No offense, but that's one of the most utterly broken websites I've seen without using Flash. It's a wiki with no way of opening links in a separate tab or window, because there aren't actually any links, just javascript animations. It's a wiki that can't be bookmarked for reference, since there's no state to be bookmarked.

Much as I find some of the new rich web interfaces interesting (we're building one at work), this is the worst possible example of the type. An excellent demonstration of a good technology, put to a dreadfully bad use.
Sander commented on Tue 24 May 2005, 14:07 GMT:

quote:
It's a wiki that can't be bookmarked for reference, since there's no state to be bookmarked.
Actually any possible combination of states can be bookmarked - click on the "permaview" link in the top right.

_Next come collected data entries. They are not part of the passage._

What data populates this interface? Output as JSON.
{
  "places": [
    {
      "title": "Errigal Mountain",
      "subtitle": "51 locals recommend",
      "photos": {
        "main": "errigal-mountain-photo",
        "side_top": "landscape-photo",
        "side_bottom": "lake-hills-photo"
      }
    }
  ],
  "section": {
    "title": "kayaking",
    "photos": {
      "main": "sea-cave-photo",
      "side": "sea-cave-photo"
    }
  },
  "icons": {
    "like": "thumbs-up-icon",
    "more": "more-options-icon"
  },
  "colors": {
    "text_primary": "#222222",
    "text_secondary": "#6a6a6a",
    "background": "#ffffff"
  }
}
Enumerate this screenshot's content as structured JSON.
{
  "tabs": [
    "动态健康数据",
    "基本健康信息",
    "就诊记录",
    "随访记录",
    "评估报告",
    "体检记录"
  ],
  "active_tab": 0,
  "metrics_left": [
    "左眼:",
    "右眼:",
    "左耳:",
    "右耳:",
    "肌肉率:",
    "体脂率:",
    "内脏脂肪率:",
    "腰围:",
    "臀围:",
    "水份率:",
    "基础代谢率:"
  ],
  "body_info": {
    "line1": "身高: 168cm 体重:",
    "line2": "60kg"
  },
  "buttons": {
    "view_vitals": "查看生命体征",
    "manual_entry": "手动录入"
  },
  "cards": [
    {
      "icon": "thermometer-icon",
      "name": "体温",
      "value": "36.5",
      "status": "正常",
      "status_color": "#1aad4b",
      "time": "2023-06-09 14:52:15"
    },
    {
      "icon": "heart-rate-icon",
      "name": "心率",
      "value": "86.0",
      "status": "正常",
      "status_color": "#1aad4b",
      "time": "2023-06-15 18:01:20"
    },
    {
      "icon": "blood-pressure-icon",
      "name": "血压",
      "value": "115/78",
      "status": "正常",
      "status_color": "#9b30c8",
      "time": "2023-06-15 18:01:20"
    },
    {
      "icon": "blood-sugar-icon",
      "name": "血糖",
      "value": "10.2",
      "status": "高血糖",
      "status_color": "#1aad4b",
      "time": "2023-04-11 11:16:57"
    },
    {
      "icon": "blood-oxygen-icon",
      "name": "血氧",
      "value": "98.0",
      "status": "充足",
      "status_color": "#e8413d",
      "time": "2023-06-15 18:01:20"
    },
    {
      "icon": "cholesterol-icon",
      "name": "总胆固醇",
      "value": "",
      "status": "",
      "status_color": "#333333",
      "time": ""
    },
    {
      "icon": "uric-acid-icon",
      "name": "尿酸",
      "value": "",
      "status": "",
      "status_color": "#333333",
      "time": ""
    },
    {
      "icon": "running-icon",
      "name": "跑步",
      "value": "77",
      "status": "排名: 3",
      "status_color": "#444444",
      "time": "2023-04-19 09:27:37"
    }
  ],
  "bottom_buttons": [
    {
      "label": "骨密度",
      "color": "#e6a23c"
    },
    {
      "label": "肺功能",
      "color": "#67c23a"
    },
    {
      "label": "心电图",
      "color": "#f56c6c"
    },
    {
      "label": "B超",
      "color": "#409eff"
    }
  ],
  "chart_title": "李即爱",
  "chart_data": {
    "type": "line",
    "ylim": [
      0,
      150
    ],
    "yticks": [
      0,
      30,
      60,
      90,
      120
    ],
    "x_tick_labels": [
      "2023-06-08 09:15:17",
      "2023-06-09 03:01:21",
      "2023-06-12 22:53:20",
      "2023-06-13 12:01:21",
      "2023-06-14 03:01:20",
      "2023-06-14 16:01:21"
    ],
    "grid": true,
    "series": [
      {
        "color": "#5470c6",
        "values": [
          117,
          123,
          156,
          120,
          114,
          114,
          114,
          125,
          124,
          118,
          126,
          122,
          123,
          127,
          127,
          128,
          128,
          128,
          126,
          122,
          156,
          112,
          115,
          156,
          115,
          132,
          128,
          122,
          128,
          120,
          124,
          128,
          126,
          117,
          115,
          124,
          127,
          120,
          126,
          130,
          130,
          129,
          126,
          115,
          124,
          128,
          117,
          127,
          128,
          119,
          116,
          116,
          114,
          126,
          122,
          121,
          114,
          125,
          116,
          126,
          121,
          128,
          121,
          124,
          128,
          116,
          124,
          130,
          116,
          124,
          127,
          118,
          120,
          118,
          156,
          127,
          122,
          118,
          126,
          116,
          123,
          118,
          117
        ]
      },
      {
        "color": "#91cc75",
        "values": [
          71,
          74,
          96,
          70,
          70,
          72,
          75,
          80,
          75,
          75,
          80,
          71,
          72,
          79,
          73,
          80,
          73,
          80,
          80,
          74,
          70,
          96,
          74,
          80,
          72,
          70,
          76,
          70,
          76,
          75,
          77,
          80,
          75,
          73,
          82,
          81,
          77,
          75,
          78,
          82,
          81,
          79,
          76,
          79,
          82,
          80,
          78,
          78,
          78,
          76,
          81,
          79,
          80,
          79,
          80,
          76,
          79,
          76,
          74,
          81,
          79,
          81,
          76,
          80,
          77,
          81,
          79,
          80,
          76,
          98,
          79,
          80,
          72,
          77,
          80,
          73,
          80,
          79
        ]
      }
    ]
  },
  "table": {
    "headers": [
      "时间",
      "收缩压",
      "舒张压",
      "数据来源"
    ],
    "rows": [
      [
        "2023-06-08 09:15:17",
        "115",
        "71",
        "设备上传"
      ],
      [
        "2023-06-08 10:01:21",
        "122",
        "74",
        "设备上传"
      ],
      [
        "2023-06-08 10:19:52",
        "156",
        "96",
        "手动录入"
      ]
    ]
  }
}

I agree with you that it's broken for all the reasons that you say as a web interface. But for a port of the wiki idea to the offline world, I think most of that can just about be overlooked.

Dashboard indeed looks really cool - thanks for pointing me to that. I think I'd utterly hate it distractingness, or, depending on how much it could outperform my own system for knowing where exactly to grep for any information I might want to retrieve without causing system overhead to go way up (and thus also being able to retrieve required information from pretty much _anything_), love it to death.
The project however looks somewhat dead - at least as far as checkins or weblog updates goes...
Shadar commented on Wed 25 May 2005, 10:58 GMT:
Re. offline wikis, I tend to use the program Tomboy for that kind of thing - I find it invaluable for keeping track of things I'm doing both at home and at work. E.g notes on the current defect I'm fixing, or short-term design documents.

Not as portable as Taggly, granted, but it's not something where I find myself needing portability beyond simply emailing the contents of a note.

Re. Dashboard, I agree there doesn't seem to be too much activity on the site. The mailing list has a bit of activity, though mostly seems to deal with Beagle rather than Dashboard. Without looking too closely, I'd guess that since desktop search is a pretty important part of Dashboard, the developers are focussing efforts on getting Beagle stable and into widespread use.

As for the interface, I agree it could be an annoying distraction, and the screenshots as they stand have quite a lot of screenspace lost to the info panel. I'd probably prefer something more subtle that can easily be conjured up for details, than something taking up a permanent place.